В деревне была сельская украинская или русская двухклассная школа, там сестры Брухман по собственной инициативе получили начальное образование. А единственный брат Исаак непременно должен был посещать еврейскую школу — хедер, и те несколько еврейских семей, которые жили в их деревне, пригласили для своих сыновей учителя — ребе. Итак, дети работали, их мать хлопотала по хозяйству — огород, живность, а дед только читал какие-то книжки и молился. Такая картина вырисовывается из маминых и тетиных рассказов: очень бедная, прямо-таки нищая еврейская семья в украинской деревне, угнетенная мать, деспот — отец, трудолюбивые полуодетые дети (всю зиму бегали босиком, сапоги были только у дяди Исаака, а когда зимой надо было выскочить девчонкам по нужде, они влезали в сапоги брата). Вот такая картина сложилась в моем сознании с самого моего детства и продержалась долго-долго, чуть ли не до самой моей старости.

Но я думаю, что реальность несколько отличалась от этой хрестоматийной истории из жизни дореволюционной России.

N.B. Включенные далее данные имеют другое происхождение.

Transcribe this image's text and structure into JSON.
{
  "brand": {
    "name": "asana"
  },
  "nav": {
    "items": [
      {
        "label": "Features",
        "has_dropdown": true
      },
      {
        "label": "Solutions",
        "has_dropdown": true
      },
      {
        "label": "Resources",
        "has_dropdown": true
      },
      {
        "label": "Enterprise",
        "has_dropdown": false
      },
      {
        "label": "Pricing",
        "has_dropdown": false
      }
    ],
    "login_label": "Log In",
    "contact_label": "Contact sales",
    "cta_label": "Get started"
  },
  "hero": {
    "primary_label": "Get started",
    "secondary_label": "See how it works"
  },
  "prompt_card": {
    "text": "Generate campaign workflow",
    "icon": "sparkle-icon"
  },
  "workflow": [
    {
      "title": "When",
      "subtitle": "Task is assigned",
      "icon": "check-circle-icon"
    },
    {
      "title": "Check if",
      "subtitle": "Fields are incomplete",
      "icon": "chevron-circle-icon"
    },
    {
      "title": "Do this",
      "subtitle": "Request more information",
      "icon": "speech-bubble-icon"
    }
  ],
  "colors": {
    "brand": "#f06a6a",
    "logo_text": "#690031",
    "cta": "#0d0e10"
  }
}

Время от времени на картинке мелькают проезжающие мимо чумаки, и, оказывается, многие из них чуть ли не друзья дедушки Самуила — то они ночуют в его хате, то их просят отвезти в дальнюю деревню старого кота. Я хочу сказать, что теперь я предполагаю, что Самуил Брухман был корчмарем и держал на Чумацком шляхе корчму — питейное заведение. Мое предположение ничем не может быть подтверждено, кроме вот этого соседства с большой торговой дорогой и факта знакомства с проезжавшими торгашами. Но оно (предположение) ничему в рассказах сестер и не противоречит — ни единственным сапогам на всех детей, ни вынужденным ранним заработкам брата и сестер. Хоть корчмарь, хоть просто зазнавшийся «приймак» — все равно, очевидно, достатка у Брухманов не было.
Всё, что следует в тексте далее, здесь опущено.